One of America’s biggest snack companies is shutting down a California facility, and it is another reminder that food factory layoffs are not just hitting small brands.
Frito-Lay is closing its Rancho Cucamonga, California warehouse facility on June 6, 2026, a move expected to affect 248 workers. Food Dive reported that the facility is part of PepsiCo’s Frito-Lay business and that the closure is the latest cost-cutting move from the maker of Lay’s, Doritos, Cheetos, Fritos, Ruffles, and other major snack brands.
The site is not new. The Rancho Cucamonga plant opened on Archibald Avenue in 1970 and has been a major Inland Empire employer for 55 years. Frito-Lay shut down manufacturing operations at the facility in mid-2025 but kept warehouse, distribution, fleet, and transportation teams in place. The June 6 closure ends those remaining operations.
For shoppers, the news may not mean chips suddenly vanish from store shelves. PepsiCo says it is shifting operations to a new distribution center elsewhere in the community, though it hasn’t given details.

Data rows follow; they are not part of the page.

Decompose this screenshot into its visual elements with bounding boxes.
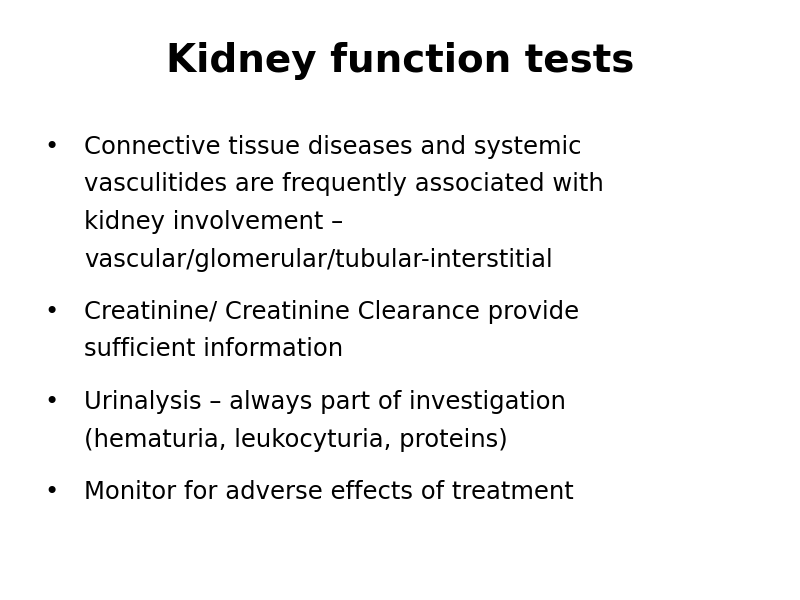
- Text: •: •: [44, 390, 58, 414]
- Text: Connective tissue diseases and systemic: Connective tissue diseases and systemic: [84, 135, 582, 159]
- Text: sufficient information: sufficient information: [84, 337, 343, 361]
- Text: •: •: [44, 135, 58, 159]
- Text: vascular/glomerular/tubular-interstitial: vascular/glomerular/tubular-interstitial: [84, 247, 553, 271]
- Text: Creatinine/ Creatinine Clearance provide: Creatinine/ Creatinine Clearance provide: [84, 300, 579, 324]
- Text: (hematuria, leukocyturia, proteins): (hematuria, leukocyturia, proteins): [84, 427, 508, 451]
- Text: kidney involvement –: kidney involvement –: [84, 210, 343, 234]
- Text: vasculitides are frequently associated with: vasculitides are frequently associated w…: [84, 173, 604, 196]
- Text: Monitor for adverse effects of treatment: Monitor for adverse effects of treatment: [84, 480, 574, 504]
- Text: Urinalysis – always part of investigation: Urinalysis – always part of investigatio…: [84, 390, 566, 414]
- Text: Kidney function tests: Kidney function tests: [166, 42, 634, 80]
- Text: •: •: [44, 480, 58, 504]
- Text: •: •: [44, 300, 58, 324]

But for the Inland Empire, it is a major local jobs story.

Rancho Cucamonga sits in one of the most important logistics regions in the country. Warehouses, distribution centers, trucking routes, and food supply operations are a huge part of the local economy. When a major brand like Frito-Lay closes a facility, the impact goes beyond the company name on the building.
It affects workers, families, nearby businesses, and the broader warehouse labor market.
The closure also shows how food giants are rethinking distribution. Big snack brands still have enormous demand, but companies are under pressure to run leaner, reduce costs, modernize supply chains, and shift work to facilities that make more financial sense.
That can mean closing older or less efficient sites, even when the brand itself remains strong.
This is also part of a broader PepsiCo retrenchment. The company closed its Orlando, Florida manufacturing plant in November 2025, eliminating 454 jobs, and shut down its Liberty, New York PopCorners plant in June 2025, cutting 287 more. PepsiCo has also pointed to declining snack sales, with CEO Ramon Laguarta saying earlier this year that the company is “right-sizing the cost” of its snacks division.
Frito-Lay is not a struggling name. It owns some of the most recognizable snacks in America. If anything, the closure is a reminder that even dominant brands are not immune to restructuring.
The snack aisle may look stable from the outside. But behind the scenes, companies are constantly adjusting how products move from factories to warehouses to stores.
California adds another layer to the story.
The state has high labor, real estate, transportation, and regulatory costs. That makes every warehouse and distribution decision more expensive. For a company trying to protect margins, even a well-known facility can come under review.
For consumers, this may feel distant. A bag of Doritos is still a bag of Doritos.
For 248 workers in Rancho Cucamonga, it is much more personal.
The snacks will keep moving. The jobs at this facility will not.